[Date Prev][Date Next][Thread Prev][Thread Next][Date Index][Thread Index][Subject Index][Author Index]

Re: [dinosaur] Massospondylus extreme growth plasticity (free pdf)



The paper now has a free pdf:

Kimberley E. J. Chapelle, Jennifer Botha and Jonah N. Choiniere (2021)
Extreme growth plasticity in the early branching sauropodomorph Massospondylus carinatus
Biology Letters 17(5): 20200843
doi: https://doi.org/10.1098/rsbl.2020.0843
https://royalsocietypublishing.org/doi/10.1098/rsbl.2020.0843

Free pdf:
https://royalsocietypublishing.org/doi/pdf/10.1098/rsbl.2020.0843

On Wed, May 12, 2021 at 7:57 AM Ben Creisler <bcreisler@gmail.com> wrote:

Ben Creisler
bcreisler@gmail.com

A new paper:

Kimberley E. J. Chapelle, Jennifer Botha and Jonah N. Choiniere (2021)
Extreme growth plasticity in the early branching sauropodomorph Massospondylus carinatus
Biology Letters 17(5): 20200843
doi: https://doi.org/10.1098/rsbl.2020.0843
https://royalsocietypublishing.org/doi/10.1098/rsbl.2020.0843

Footnotes
Electronic supplementary material is available online at https://doi.org/10.6084/m9.figshare.c.5416965.

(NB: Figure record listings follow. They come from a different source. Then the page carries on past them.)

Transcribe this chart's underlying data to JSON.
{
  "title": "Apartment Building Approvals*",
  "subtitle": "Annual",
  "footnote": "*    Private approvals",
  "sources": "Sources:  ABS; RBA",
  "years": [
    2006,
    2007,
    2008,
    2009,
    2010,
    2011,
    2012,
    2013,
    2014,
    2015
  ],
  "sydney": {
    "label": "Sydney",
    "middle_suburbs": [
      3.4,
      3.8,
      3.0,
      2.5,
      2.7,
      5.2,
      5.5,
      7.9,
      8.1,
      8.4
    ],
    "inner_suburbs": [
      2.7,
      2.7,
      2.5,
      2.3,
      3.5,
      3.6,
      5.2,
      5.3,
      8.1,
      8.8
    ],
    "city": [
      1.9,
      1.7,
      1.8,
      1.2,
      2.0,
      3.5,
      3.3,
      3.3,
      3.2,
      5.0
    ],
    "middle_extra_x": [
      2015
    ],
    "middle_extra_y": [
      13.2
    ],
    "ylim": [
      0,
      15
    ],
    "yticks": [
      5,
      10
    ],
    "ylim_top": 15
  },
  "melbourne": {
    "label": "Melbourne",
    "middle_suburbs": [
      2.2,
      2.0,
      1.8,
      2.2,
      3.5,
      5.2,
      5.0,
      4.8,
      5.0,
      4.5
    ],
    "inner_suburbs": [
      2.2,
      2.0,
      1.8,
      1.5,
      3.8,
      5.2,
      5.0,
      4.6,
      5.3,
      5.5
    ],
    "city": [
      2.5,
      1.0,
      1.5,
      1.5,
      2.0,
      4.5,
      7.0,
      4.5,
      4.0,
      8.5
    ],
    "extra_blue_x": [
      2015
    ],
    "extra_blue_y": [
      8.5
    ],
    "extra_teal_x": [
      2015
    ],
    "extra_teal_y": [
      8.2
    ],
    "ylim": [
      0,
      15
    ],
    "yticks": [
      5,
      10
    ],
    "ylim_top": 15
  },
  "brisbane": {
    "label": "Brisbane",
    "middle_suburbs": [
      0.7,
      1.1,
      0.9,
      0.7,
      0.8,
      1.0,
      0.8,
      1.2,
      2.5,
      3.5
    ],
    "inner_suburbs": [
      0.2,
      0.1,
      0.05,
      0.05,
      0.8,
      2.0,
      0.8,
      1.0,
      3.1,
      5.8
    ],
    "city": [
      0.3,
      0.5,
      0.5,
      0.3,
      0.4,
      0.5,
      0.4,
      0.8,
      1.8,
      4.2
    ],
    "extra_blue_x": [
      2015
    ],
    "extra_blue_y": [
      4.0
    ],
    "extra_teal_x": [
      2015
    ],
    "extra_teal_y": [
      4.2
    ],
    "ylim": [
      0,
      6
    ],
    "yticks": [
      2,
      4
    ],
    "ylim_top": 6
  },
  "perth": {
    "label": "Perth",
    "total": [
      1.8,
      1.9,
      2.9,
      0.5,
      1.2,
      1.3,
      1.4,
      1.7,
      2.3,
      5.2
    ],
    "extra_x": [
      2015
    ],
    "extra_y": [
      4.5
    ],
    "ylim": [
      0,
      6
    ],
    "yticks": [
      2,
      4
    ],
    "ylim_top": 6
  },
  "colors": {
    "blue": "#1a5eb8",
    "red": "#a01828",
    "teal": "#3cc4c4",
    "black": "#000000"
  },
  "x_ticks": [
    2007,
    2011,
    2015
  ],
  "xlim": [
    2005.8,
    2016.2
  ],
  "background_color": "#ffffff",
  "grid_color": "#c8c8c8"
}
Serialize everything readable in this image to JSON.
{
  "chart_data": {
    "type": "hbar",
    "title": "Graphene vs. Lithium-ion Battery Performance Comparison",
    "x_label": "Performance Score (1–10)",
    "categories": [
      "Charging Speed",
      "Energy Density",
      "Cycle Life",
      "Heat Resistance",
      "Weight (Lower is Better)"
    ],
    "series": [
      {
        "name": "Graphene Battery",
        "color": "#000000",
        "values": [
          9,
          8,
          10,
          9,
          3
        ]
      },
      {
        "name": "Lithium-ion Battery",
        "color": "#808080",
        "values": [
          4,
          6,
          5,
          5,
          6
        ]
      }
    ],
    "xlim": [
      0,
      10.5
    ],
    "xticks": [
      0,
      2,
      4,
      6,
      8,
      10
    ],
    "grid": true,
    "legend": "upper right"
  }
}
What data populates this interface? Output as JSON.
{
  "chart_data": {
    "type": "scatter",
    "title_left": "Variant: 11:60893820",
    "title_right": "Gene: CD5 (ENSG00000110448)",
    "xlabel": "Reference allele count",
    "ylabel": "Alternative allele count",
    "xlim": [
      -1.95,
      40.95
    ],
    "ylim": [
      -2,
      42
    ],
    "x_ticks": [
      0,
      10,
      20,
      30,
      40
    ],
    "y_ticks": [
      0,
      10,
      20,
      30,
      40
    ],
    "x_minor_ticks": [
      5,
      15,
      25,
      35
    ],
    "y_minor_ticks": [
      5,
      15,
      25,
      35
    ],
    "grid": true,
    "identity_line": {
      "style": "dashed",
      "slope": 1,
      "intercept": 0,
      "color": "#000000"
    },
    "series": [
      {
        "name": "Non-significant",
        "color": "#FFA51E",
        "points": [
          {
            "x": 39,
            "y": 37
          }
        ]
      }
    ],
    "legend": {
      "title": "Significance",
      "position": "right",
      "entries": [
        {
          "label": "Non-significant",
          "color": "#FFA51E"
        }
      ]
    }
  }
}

There is growing evidence of developmental plasticity in early branching dinosaurs and their outgroups. This is reflected in disparate patterns of morphological and histological change during ontogeny. In fossils, only the osteohistological assessment of annual lines of arrested growth (LAGs) can reveal the pace of skeletal growth. Some later branching non-bird dinosaur species appear to have followed an asymptotic growth pattern, with declining growth rates at increasing ontogenetic ages. By contrast, the early branching sauropodomorph Plateosaurus trossingensis appears to have had plastic growth, suggesting that this was the plesiomorphic condition for dinosaurs. The South African sauropodomorph Massospondylus carinatus is an ideal taxon in which to test this because it is known from a comprehensive ontogenetic series, it has recently been stratigraphically and taxonomically revised, and it lived at a time of ecosystem upheaval following the end-Triassic extinction. Here, we report on the results of a femoral osteohistological study of M. carinatus comprising 20 individuals ranging from embryo to skeletally mature. We find major variability in the spacing of the LAGs and infer disparate body masses for M. carinatus individuals at given ontogenetic ages, contradicting previous studies. These findings are consistent with a high degree of growth plasticity in M. carinatus.